Ahmad Usman, Yang Haoxian, Sima Camelia, Buitrago Daniel H, Ripley R Taylor, Suzuki Kei, Bains Manjit S, Rizk Nabil P, Rusch Valerie W, Huang James, Adusumilli Prasad S, Rocco Gaetano, Jones David R
Thoracic Surgery Service, Department of Surgery, Memorial Sloan Kettering Cancer Center, New York, New York.
Thoracic Surgery Service, Department of Surgery, Memorial Sloan Kettering Cancer Center, New York, New York; Department of Thoracic Surgery, Sun Yat-Sen University Cancer Center, Guangzhou City, Guangdong Province, China.
Ann Thorac Surg. 2015 Jul;100(1):215-21; discussion 221-2. doi: 10.1016/j.athoracsur.2015.03.013. Epub 2015 May 20.

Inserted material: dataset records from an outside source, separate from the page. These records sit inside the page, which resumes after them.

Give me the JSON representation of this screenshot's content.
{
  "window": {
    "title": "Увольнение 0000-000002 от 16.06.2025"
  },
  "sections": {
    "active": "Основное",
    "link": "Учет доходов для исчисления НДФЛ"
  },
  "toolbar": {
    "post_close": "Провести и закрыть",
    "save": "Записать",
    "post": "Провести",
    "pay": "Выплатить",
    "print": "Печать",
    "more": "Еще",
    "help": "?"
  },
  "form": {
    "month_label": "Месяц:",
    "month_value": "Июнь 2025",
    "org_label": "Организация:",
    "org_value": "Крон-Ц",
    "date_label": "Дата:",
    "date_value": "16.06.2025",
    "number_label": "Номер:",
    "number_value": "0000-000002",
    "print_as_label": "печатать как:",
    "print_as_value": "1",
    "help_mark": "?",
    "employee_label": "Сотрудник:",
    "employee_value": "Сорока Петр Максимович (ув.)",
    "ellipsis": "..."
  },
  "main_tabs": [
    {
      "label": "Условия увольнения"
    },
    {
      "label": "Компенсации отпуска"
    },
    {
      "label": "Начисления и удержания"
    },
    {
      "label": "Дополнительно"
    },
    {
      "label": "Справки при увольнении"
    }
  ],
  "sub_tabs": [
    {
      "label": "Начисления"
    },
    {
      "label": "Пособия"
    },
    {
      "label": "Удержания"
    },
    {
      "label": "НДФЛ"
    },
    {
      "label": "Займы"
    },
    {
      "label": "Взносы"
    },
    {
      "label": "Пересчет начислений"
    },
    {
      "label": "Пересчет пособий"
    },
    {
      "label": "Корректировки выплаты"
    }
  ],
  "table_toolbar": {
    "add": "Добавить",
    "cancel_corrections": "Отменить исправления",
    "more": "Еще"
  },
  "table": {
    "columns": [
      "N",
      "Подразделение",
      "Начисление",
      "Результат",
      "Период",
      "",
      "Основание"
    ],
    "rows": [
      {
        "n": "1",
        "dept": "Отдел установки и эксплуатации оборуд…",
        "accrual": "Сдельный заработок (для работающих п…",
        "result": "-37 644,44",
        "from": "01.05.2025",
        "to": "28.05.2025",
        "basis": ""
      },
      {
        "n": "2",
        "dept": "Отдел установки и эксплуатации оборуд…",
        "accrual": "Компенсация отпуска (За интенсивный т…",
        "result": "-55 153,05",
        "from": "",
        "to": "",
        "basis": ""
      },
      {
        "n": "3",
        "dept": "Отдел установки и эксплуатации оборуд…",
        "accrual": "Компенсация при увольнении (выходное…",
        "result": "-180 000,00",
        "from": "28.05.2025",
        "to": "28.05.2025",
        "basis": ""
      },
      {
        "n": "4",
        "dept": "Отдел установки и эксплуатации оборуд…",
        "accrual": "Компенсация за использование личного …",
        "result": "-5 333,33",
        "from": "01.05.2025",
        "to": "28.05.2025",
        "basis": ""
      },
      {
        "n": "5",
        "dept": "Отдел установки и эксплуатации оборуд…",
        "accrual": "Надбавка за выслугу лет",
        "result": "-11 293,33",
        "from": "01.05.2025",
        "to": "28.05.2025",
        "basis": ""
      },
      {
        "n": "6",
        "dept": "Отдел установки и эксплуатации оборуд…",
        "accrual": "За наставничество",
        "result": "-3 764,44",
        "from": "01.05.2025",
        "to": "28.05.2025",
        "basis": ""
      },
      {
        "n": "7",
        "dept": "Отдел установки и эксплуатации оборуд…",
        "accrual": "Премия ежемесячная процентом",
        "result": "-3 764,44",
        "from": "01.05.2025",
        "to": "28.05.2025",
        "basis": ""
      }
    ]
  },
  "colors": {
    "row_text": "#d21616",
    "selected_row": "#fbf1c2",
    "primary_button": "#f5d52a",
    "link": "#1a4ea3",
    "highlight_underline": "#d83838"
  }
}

We sought to determine the prognostic variables associated with overall survival (OS) and recurrence-free probability (RFP) in patients with primary and secondary sternal tumors treated with surgical resection.
A retrospective analysis of patients who underwent resection of primary or secondary sternal tumors at 2 cancer institutes between 1995 and 2013 was performed. OS and RFP were estimated using the Kaplan-Meier method, and predictors of OS and RFP were analyzed using the Cox proportional hazards model.
Sternal resection was performed in 78 patients with curative (67 [86%]) or palliative (6 [8%]) intent. Seventy-three patients (94%) had malignant tumors, of which 28 (36%) were primary and 45 (57%) were secondary malignancies. Sternal resections were complete in 13 patients (17%) and partial in 65 (83%). There were no perioperative deaths, and grade III/IV complications were noted in 17 patients (22%). The 5-year OS was 80% for patients with primary malignant tumors, 73% for patients with nonbreast secondary malignant tumors, and 58% for patients with breast tumors (p = 0.85). In the overall cohort, R0 resection was associated with prolonged 5-year OS (84% vs 20%) on univariate (p = 0.004) and multivariate (adjusted hazard ratio, 3.37; p = 0.029) analysis. On subgroup analysis, R0 resection was associated with improved OS and RFP only for patients with primary malignant tumors.
Sternal resection can achieve favorable OS for patients with primary and secondary sternal tumors. R0 resection is associated with improved 5-year OS and RFP in patients with primary malignant tumors. We did not detect a similar effect in patients with breast or nonbreast secondary tumors.
我们试图确定接受手术切除治疗的原发性和继发性胸骨肿瘤患者的总生存期(OS)和无复发生存概率(RFP)相关的预后变量。
对1995年至2013年间在2家癌症研究所接受原发性或继发性胸骨肿瘤切除术的患者进行回顾性分析。采用Kaplan-Meier法估计OS和RFP,并使用Cox比例风险模型分析OS和RFP的预测因素。
78例患者接受了胸骨切除术,其中根治性切除67例(86%),姑息性切除6例(8%)。73例(94%)患者患有恶性肿瘤,其中28例(36%)为原发性,45例(57%)为继发性恶性肿瘤。13例(17%)患者胸骨切除完整,65例(83%)患者胸骨切除部分。无围手术期死亡,17例(22%)患者出现Ⅲ/Ⅳ级并发症。原发性恶性肿瘤患者的5年总生存率为80%,非乳腺继发性恶性肿瘤患者为73%,乳腺肿瘤患者为58%(p = 0.85)。在整个队列中,单因素分析(p = 0.004)和多因素分析(调整后风险比,3.37;p = 0.029)显示,R0切除与5年总生存期延长相关(84%对20%)。亚组分析显示,仅原发性恶性肿瘤患者的R0切除与总生存期和无复发生存概率改善相关。
胸骨切除术可使原发性和继发性胸骨肿瘤患者获得良好的总生存期。R0切除与原发性恶性肿瘤患者5年总生存期和无复发生存概率改善相关。我们在乳腺或非乳腺继发性肿瘤患者中未发现类似效果。